Aquaponics is all about economic efficiency. Once you’ve filled your water tanks and stocked them with fish, that’s it. There’s zero need for pricey fertilizer or expensive chemicals, because all the nutrients the cannabis plants need comes from the waste the fish excrete. The water is constantly recycled. In fact, the only regular expense is fish food, which is remarkably cheap to buy … about $80 a month in their estimation … and occasionally, having to add new small fish to replace older fish whose digestive systems have notably slowed.

Thumb Genetics is a 43,500 square foot facility, located in a former Walmart distribution warehouse in an industrial park. Interestingly, they have other grow facilities as neighbors using traditional dirt methods — and are happy to compare the two. For example, their next‑door neighbor has dozens of air conditioners on their roof and a power bill approaching $50,000 a month. Thumb needs only three air conditioners because of the water’s cooling properties, and their power bill has yet to hit $8,500.

The facility maintains three grow rooms, each with 250 plants. Depending on the strain, this equates to about eight ounces of cannabis per plant, every 8 to 12 weeks. The aquaponic method allows Thumb to have a shorter grow cycle than its dirt-based neighbors, averaging about one week in their favor.

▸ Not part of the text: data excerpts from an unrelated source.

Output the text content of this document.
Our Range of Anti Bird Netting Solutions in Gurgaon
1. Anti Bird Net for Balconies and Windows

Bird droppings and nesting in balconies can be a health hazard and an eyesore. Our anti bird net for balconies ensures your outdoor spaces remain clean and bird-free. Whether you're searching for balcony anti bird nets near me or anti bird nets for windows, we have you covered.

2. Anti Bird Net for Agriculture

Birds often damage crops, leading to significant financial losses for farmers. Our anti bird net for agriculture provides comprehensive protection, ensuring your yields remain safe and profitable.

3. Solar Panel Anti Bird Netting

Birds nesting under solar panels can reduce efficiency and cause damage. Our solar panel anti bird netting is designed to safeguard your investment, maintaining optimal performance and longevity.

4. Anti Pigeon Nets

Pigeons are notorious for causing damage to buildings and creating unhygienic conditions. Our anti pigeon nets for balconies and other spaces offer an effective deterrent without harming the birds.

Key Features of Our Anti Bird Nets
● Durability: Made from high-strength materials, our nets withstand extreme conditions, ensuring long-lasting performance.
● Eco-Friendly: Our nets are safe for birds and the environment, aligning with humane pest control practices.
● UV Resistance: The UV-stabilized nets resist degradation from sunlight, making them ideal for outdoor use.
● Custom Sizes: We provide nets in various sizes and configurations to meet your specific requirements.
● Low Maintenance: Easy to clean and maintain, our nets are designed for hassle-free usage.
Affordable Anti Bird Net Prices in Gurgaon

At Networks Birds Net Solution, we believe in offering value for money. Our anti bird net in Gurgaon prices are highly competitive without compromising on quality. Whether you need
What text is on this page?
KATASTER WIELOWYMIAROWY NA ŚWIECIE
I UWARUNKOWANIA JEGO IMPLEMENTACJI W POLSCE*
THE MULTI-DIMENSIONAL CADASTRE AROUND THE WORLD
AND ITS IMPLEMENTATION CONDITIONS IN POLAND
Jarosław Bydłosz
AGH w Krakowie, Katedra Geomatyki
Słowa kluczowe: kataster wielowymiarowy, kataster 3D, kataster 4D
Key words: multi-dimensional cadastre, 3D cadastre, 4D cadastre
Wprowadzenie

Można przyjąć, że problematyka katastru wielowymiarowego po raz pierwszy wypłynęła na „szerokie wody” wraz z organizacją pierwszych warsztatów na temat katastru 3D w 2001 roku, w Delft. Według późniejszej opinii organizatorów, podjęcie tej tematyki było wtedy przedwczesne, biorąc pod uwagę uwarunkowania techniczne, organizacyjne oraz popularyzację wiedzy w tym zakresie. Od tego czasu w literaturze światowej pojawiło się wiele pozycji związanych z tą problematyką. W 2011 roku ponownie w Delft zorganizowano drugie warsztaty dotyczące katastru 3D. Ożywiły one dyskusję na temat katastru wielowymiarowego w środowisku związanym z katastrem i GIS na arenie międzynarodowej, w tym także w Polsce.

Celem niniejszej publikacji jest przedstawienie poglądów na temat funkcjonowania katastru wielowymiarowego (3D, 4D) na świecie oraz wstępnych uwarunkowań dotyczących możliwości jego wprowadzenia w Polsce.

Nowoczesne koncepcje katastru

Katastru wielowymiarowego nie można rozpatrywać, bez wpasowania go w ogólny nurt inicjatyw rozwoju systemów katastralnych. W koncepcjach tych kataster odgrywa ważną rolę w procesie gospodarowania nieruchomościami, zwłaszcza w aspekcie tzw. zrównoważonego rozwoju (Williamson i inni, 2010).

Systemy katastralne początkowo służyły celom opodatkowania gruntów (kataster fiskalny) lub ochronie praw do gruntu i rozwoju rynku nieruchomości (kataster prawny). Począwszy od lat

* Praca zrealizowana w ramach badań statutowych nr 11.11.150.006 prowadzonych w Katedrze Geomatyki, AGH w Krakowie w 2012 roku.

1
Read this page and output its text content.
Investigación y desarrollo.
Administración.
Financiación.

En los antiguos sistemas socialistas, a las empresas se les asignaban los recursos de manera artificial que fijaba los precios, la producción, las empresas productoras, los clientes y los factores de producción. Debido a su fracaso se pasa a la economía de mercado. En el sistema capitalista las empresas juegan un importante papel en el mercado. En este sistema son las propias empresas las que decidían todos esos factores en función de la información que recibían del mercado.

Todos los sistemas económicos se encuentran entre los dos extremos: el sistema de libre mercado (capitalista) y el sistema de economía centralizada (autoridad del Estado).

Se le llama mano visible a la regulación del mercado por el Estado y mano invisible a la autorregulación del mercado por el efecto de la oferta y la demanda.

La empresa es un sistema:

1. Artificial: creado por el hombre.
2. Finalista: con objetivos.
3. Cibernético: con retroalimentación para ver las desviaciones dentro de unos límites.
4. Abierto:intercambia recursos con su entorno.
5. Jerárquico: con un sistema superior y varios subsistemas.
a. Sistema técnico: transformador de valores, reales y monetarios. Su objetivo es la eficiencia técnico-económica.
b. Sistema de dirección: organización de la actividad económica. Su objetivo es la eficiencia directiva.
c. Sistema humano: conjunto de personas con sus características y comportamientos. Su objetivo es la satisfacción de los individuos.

The system contains 10,000 gallons of water, parceled out between 4-foot tall water tanks each holding 1,200 gallons. They have about 1,600 fish in total, and use tilapia because they will not breed so long as the water temperature is maintained below 82˚. Without any need for pesticides or antibiotics, the facility qualifies for the organic label, which they believe is an important product differentiator.

While they admit their up-front costs were three to four times greater than dirt facilities, they expect to be winners in the long run. Their facility cost around $4 million to start up, while their neighboring dirt facilities were around $1.25 million. However, with their cost of operation so much lower, and their expectation that the price for cannabis will drop, they consider themselves in an ideal position to succeed — and are already planning expansion into currently empty building space to have nearly 6,000 plants.